Micro-Trabeculae, Macro-Plaques or Mini-Basement Membranes in Human Term Fetal Membranes?

Colin Ockleford, Nicholas Bright, Andrew Hubbard, Christopher D'Lacey, James Smith, Lisa Gardiner, Tanya Sheikh, Melissa Albentosa, Kate Turtle

Abstract

Immunocytochemical confocal laser scanning microscopy and ultrastructural analysis, including immunoelectron microscopy, reveals the distribution of structures in human term amniochorion similar in some respects to basement membranes but with unusually restricted dimensions. On the basis of their immunoreactivity, these trabecular structures, found on the fibroblast layer side of the spongy layer of human term amniochorion and adjacent reticular layer, have been shown to contain type IV collagen, laminin, and nidogen. The origin of these components may be from primitive epithelial structures which pumped fluid into the lakes that eventually coalesced to form the extraembryonic coelom separating the extraembryonic somatic mesoderm from the extraembryonic splanchnic mesoderm. Such a theory of their origin might link them with the mysterious 'cellular layer', a single-cell-thick layer of cells which is usually no longer present in fetal membranes at term. The similarity in composition but not in size of these structures to anchoring plaques for type VII collagen is possible support for the view that these structures are integrators of extracellular matrix polymeric proteins.
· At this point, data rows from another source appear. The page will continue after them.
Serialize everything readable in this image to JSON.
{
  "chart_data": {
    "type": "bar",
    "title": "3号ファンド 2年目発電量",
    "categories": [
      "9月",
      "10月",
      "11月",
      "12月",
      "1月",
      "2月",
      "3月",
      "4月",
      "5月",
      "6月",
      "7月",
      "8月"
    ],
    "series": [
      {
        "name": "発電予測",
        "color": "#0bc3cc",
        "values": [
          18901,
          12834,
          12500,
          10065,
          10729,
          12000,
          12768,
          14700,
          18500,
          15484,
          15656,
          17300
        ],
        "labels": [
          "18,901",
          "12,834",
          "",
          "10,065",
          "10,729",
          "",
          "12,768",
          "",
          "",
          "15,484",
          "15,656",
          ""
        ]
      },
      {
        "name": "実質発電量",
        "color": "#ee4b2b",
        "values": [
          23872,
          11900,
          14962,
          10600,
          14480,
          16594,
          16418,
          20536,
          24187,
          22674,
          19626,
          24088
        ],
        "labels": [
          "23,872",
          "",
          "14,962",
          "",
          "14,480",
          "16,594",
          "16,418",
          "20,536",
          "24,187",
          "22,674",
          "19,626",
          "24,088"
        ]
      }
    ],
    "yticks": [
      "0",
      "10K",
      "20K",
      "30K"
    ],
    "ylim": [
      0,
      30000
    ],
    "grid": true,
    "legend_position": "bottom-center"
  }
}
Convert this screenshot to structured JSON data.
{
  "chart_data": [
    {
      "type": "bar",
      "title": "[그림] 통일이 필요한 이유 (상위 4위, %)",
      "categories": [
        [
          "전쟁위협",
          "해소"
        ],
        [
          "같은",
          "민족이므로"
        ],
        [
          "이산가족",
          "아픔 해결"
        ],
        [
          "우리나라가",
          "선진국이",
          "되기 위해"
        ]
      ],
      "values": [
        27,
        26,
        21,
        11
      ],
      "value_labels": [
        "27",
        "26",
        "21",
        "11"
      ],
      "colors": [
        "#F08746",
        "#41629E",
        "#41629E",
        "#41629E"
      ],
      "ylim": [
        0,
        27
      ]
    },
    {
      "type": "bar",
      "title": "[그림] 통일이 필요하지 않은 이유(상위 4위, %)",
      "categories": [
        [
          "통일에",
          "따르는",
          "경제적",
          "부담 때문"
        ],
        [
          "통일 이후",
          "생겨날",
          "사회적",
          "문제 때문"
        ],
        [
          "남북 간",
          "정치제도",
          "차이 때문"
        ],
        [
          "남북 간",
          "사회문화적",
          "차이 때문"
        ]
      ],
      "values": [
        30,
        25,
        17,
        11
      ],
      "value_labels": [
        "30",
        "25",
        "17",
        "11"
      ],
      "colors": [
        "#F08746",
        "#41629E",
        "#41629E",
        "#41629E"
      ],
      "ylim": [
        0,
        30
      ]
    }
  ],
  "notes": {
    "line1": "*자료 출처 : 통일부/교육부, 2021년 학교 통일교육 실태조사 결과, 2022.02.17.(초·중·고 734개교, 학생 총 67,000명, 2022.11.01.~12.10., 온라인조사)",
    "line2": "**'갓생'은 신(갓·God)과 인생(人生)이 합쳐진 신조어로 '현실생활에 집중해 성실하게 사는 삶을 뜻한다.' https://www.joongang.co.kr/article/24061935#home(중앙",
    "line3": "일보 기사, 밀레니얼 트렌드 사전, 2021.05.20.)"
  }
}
The 'pseudobasement' membrane associated with the trophoblast layer, on investigation, appears to be typical by six criteria. 'Coiled' fibrous structures in the extracellular matrix of the spongy layer may aid adjustments under tension at this shear surface by a detachable 'Velcro' or 'two spring' fastening system. The coils are rich in fibronectin. The suggestion is made that the compact layer is a giant lamina reticularis associated with the amniotic epithelial basement membrane.